Targeted delivery of complexes of biotin-PEG-polyethylenimine and NF-kappaB decoys to brain-derived endothelial cells in vitro.

摘要

PURPOSE: To evaluate the effect of re-directing the uptake mechanism of polyplexes containing oligodeoxynucleotide (ODN) decoys to nuclear factor kappa B (NF-kappaB) from absorptive-mediated to receptor-mediated endocytosis. MATERIALS AND METHODS: Complexes of ODNs and a co-polymer of biotin-polyethylenglycol and polyethylenimine (BPP) were targeted to brain-derived endothelial cells with a conjugate of antibody 8D3 and streptavidin (8D3SA).

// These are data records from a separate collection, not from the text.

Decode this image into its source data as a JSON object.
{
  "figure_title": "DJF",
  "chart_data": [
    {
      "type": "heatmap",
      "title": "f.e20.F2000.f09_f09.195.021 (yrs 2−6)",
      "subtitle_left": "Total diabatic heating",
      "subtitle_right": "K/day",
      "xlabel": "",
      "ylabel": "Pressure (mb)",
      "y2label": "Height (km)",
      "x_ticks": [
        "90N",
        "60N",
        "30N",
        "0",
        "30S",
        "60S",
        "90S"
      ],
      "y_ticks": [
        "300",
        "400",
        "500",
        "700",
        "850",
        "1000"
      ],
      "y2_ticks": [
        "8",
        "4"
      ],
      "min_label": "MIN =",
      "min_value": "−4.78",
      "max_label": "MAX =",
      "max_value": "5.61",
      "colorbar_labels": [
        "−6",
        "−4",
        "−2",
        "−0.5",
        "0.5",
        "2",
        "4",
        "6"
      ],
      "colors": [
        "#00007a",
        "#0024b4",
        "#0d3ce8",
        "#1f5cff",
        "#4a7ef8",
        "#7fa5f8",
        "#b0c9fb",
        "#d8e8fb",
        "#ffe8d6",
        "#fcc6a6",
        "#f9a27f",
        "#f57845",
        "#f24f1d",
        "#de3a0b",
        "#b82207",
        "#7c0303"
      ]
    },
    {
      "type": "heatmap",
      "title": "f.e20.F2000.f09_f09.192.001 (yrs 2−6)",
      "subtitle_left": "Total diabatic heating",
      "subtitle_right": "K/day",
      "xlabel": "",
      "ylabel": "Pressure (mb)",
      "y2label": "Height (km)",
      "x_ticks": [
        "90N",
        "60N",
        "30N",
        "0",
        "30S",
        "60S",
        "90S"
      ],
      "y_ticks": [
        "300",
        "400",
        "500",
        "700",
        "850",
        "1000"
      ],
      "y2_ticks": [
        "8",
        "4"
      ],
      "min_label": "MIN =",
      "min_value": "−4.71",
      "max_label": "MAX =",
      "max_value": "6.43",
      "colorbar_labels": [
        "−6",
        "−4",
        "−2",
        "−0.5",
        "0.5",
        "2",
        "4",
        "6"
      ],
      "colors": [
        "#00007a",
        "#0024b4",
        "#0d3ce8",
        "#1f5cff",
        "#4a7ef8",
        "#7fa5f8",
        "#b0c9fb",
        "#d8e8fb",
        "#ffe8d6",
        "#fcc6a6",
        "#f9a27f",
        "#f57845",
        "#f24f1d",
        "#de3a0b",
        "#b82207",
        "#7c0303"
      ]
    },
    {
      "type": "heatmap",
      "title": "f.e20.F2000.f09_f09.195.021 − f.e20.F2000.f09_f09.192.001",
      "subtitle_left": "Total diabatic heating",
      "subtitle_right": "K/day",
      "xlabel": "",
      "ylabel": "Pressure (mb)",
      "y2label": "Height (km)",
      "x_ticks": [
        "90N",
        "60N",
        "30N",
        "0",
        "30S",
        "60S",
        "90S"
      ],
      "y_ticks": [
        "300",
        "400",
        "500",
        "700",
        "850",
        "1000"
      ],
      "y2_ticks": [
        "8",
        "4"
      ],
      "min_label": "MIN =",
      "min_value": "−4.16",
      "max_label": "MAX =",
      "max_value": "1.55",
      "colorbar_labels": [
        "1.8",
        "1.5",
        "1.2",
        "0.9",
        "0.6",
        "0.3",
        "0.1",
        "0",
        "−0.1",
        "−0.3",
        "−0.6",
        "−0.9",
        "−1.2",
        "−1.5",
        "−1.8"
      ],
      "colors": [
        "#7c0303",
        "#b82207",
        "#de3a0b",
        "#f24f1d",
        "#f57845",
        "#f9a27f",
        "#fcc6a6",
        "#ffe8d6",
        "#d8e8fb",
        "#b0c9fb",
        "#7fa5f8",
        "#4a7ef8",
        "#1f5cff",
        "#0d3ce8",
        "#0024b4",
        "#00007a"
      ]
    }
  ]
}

Size and stability of ODN/BPP complexes was measured by dynamic light scattering. Cellular uptake was studied by confocal microscopy. Cell viability and pharmacological effects were investigated on murine bEnd5 cells stimulated with tumor necrosis factor. RESULTS: ODN/BPP complexes showed sizes of 116+/-2.3 nm, which increased by 40 nm when coupled to 8D3SA, and were stable in physiological fluids. Targeted complexes were internalized intact into endosomal compartments. Treatment conditions, which yielded significant inhibitory effects on mRNA expression of VCAM-1,ICAM-1, IkappaBalpha and iNOS by bEnd5 cells, did not affect viability. At 0.5 microM, decoy ODN significantly inhibited monocyte adhesion to bEnd5 monolayers when delivered as 8D3SA-targeted complex, while higher concentrations of untargeted complex were ineffective. CONCLUSIONS: The complex of NF-kappaB decoys and BPP, which can be targeted to transferrin receptors, is a promising drug candidate for neuroinflammatory diseases affecting the blood-brain barrier.